Artikel 36 der chinesischen Verfassung, die 1982 verabschiedet und 2018 zuletzt geändert wurde, besagt: „Die Bürger der Volksrepublik China genießen die Freiheit des religiösen Glaubens. Kein staatliches Organ, keine öffentliche Organisation oder Einzelperson darf die Bürger zwingen, an irgendeine Religion zu glauben oder nicht zu glauben; noch dürfen sie Bürger, die an eine Religion glauben oder nicht glauben, benachteiligen.“
Gemäß Artikel 36 schützt der Staat „normale religiöse Aktivitäten“. Während keine Definition dessen erfolgt, was „normal“ bedeutet, wird der Gebrauch von Religion für „Aktivitäten, welche die öffentliche Ordnung stören, die Gesundheit der Bürger beeinträchtigen oder in das staatliche Bildungssystem eingreifen“ ausdrücklich untersagt. Darüber hinaus dürfen religiöse Einrichtungen und Angelegenheiten „keiner ausländischen Herrschaft unterworfen“ sein.
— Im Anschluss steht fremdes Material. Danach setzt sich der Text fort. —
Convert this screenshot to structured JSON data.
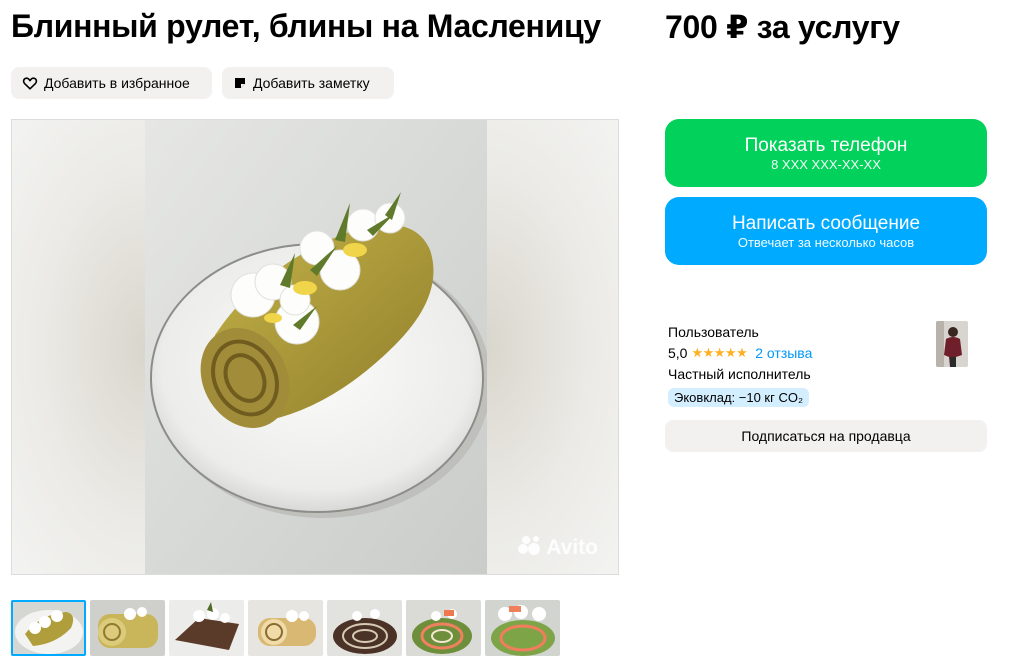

In der Praxis schützt Artikel 36 lediglich die fünf in China offiziell anerkannten religiösen Traditionen – den Buddhismus, Daoismus, Islam, Protestantismus und Katholizismus – und zwar unter der Voraussetzung, dass sie innerhalb der von den sieben staatlich genehmigten „patriotischen Vereinigungen“ regulierten Strukturen agieren. Außerhalb dieses staatlich kontrollierten Systems ist die Religionsausübung rechtswidrig und wird seit nunmehr 70 Jahren in unterschiedlichem Maße bestraft, unterdrückt und verfolgt.
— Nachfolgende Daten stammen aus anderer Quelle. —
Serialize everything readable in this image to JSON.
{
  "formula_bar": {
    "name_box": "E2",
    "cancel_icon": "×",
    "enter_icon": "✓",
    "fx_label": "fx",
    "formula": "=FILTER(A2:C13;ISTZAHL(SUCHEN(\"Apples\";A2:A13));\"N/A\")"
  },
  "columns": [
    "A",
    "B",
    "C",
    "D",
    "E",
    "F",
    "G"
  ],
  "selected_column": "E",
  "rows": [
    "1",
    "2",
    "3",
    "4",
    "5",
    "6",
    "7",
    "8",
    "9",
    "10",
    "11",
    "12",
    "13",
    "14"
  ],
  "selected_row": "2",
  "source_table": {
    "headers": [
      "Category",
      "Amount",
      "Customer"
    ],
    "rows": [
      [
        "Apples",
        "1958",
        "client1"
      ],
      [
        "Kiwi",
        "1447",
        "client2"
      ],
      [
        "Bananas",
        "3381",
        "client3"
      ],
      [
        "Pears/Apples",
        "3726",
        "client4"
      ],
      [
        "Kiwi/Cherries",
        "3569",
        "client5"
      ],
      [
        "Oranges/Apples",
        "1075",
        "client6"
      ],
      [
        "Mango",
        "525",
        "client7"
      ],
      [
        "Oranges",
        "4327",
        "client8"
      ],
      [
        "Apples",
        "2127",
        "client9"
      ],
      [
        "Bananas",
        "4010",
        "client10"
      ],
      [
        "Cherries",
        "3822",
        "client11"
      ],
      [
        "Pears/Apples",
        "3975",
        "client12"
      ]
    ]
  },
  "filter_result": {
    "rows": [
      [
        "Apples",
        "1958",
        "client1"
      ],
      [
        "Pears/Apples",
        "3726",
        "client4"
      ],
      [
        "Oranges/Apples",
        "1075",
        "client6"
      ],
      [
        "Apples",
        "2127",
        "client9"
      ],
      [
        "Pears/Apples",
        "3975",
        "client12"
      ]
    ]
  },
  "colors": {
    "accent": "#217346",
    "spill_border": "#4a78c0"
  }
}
Am 1. Februar 2018 traten die neuen „Vorschriften für religiöse Angelegenheiten“ in Kraft, die gegenüber der bisherigen Fassung aus dem Jahr 2005 noch restriktiver sind. So dürfen sich Gläubige beispielsweise nur noch an zugelassenen Orten versammeln und insgesamt „wird die Kontrolle über religiöse Aktivitäten weiter verschärft“. Auf diese Weise soll sichergestellt werden, dass „Religionsgemeinschaften, religiöse Schulen, Orte der Religionsausübung und religiöse Angelegenheiten nicht von ausländischen Kräften kontrolliert“ werden. Zudem legen die neuen Vorschriften fest, dass Religion die nationale Sicherheit nicht gefährden darf. Und es sind weitere Einschränkungen für die Kommunikation religiöser Inhalte sowie für die Arbeit religiöser Schulen und Wohltätigkeitseinrichtungen vorgesehen.
Seit März 2018 ist anstelle des Staatlichen Amtes für Religiöse Angelegenheiten (SARA) die Abteilung für Arbeit der Einheitsfront, ein Organ der Kommunistischen Partei Chinas (KPCh), für religiöse Angelegenheiten zuständig. Seitdem unterstehen religiöse Angelegenheiten unmittelbar der Kontrolle der KPCh.
Im April 2018 gab die chinesische Regierung ein neues Weißbuch mit dem Titel „Chinas Politik und Maßnahmen zum Schutz der Religionsfreiheit“ heraus. Demnach wird religiösen Organisationen eine „aktive Begleitung“ gewährt, um ihnen die „Anpassung an die sozialistische Gesellschaft“ zu erleichtern. Ausländer dürfen an religiösen Aktivitäten nur teilnehmen, wenn sie „autorisiert“ sind.
Artikel 27 des chinesischen Gesetzes über die Nationale Sicherheit betrifft ebenfalls die Religions- und Glaubensfreiheit. Das Gesetz wurde vom ehemaligen Hohen Kommissar der Vereinten Nationen für Menschenrechte, Seid al-Hussein, wegen seines „außerordentlich umfassenden Geltungsbereichs“ und der vagen Formulierungen kritisiert, die „weiteren Beschränkungen der Rechte und Freiheiten der Bürger Chinas und einer noch strengeren Kontrolle der Zivilgesellschaft Tür und Tor öffnen“.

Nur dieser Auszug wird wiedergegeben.